We need spaces and common platforms where Hindu issues can be openly discussed and debated, rather than the hush-hush way it happens now. Christians congregate in churches every Sunday and are constantly engaged by their parish clergy. Muslims don’t miss their jumma namaz and faithfully follow instructions handed out by their local mosque/madrassa.

2.) Hindu charity needs to be revived in a big way. If an urban Hindu yuppy feels like donating money, he does it to media savvy charities and NGOs that operate within Western frameworks – CRY, Oxfam, World Vision etc. Some of these charities are thinly-veiled Christian missionary groups, but almost all of them are left-liberal and subtly anti-Hindu.

Where is the openly Hindu charity in Bharat today? RSS social work is laudatory and is being better publicised now due to the efforts of groups like Seva Bharati, but there is still a large unoccupied space for out & out Hindu charities. Our temples have been occupied by the secular state and their wealth is being siphoned off, but we must create some viable Hindu charities despite this huge obstacle. We cannot wait for the lengthy legal battle to reclaim temples to come to its logical conclusion. We must use modern tools of the digital age to build an ecosystem consisting of hundreds of such Hindu charities.

Big business and wealthy Hindus today are by & large de-Hinduized. So although we do have a Narayan Murthy and other rich Hindus doing charity, building universities & schools, the institutions they create are controlled by Hinduphobic academics and what we end up getting is a left-liberal university like Ashoka university. This has to change – the ‘woke’ Hindus have to engage with big business and young entrepreneurs to correct their perspectives which have been moulded by secular-liberal frauds.

The bottomline is that Hindus and whatever party they choose to represent it don’t have much time – the demographic clock is ticking, and with each passing generation we are getting further de-Hinduized due to toxic school curriculum and sustained attack by mass media, missionary proxies etc. The time to act is now.

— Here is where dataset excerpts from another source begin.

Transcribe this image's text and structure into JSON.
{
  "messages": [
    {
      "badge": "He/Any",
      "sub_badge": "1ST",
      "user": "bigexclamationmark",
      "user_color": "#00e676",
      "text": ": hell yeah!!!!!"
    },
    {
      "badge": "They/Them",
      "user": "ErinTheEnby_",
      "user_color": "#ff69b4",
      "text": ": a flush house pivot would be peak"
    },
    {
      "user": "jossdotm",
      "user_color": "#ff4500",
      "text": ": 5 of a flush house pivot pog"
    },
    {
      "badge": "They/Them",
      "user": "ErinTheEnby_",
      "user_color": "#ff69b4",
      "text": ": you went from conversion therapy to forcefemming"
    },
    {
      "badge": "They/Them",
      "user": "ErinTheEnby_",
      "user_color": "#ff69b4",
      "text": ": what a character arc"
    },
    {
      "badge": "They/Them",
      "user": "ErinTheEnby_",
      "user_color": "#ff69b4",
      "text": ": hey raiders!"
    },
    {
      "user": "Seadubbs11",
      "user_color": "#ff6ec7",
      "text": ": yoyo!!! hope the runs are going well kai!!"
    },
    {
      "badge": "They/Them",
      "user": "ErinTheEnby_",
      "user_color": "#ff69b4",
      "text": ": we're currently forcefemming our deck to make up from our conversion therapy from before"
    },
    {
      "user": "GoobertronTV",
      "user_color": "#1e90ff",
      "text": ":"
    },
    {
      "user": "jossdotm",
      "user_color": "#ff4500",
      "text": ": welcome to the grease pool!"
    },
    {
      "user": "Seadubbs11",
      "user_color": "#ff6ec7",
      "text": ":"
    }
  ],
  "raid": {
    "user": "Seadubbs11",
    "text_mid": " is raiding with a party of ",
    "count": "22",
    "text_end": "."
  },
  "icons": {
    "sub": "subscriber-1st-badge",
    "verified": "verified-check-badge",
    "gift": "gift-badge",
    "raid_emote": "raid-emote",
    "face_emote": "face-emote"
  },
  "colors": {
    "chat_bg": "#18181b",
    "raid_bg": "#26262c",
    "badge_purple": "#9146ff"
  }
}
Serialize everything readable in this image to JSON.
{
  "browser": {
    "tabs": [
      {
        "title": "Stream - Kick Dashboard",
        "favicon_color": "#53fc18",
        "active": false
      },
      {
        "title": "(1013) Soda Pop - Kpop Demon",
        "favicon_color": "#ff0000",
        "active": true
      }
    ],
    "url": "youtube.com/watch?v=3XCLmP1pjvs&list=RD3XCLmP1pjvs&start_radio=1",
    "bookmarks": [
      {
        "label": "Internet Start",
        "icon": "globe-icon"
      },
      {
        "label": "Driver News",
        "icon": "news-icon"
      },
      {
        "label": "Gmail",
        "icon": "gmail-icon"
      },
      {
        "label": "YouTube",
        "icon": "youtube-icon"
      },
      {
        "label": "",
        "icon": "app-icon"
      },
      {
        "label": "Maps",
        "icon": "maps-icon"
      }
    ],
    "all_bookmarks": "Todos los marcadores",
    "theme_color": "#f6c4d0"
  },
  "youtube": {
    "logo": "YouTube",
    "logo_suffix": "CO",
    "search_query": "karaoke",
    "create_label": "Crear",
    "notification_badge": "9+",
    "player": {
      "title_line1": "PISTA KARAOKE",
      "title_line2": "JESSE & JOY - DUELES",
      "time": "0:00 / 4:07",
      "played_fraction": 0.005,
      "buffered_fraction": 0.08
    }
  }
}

Hindus have no option but to campaign hard for Modi in the 2019 LS elections – return to power of Congress and other pseudo-secular forces in 2019 would deliver a death blow to the infant Indic ecosystem, kill the economy and and set in motion a chain of events which will most likely lead to a second partition. But at the same time, we have to go beyond politics and create the new socio-religious institutions that alone can ensure the survival of a robust Hindu civilization & presence in the next century. The coming decade appears to be a do-or-die moment in Hindu history.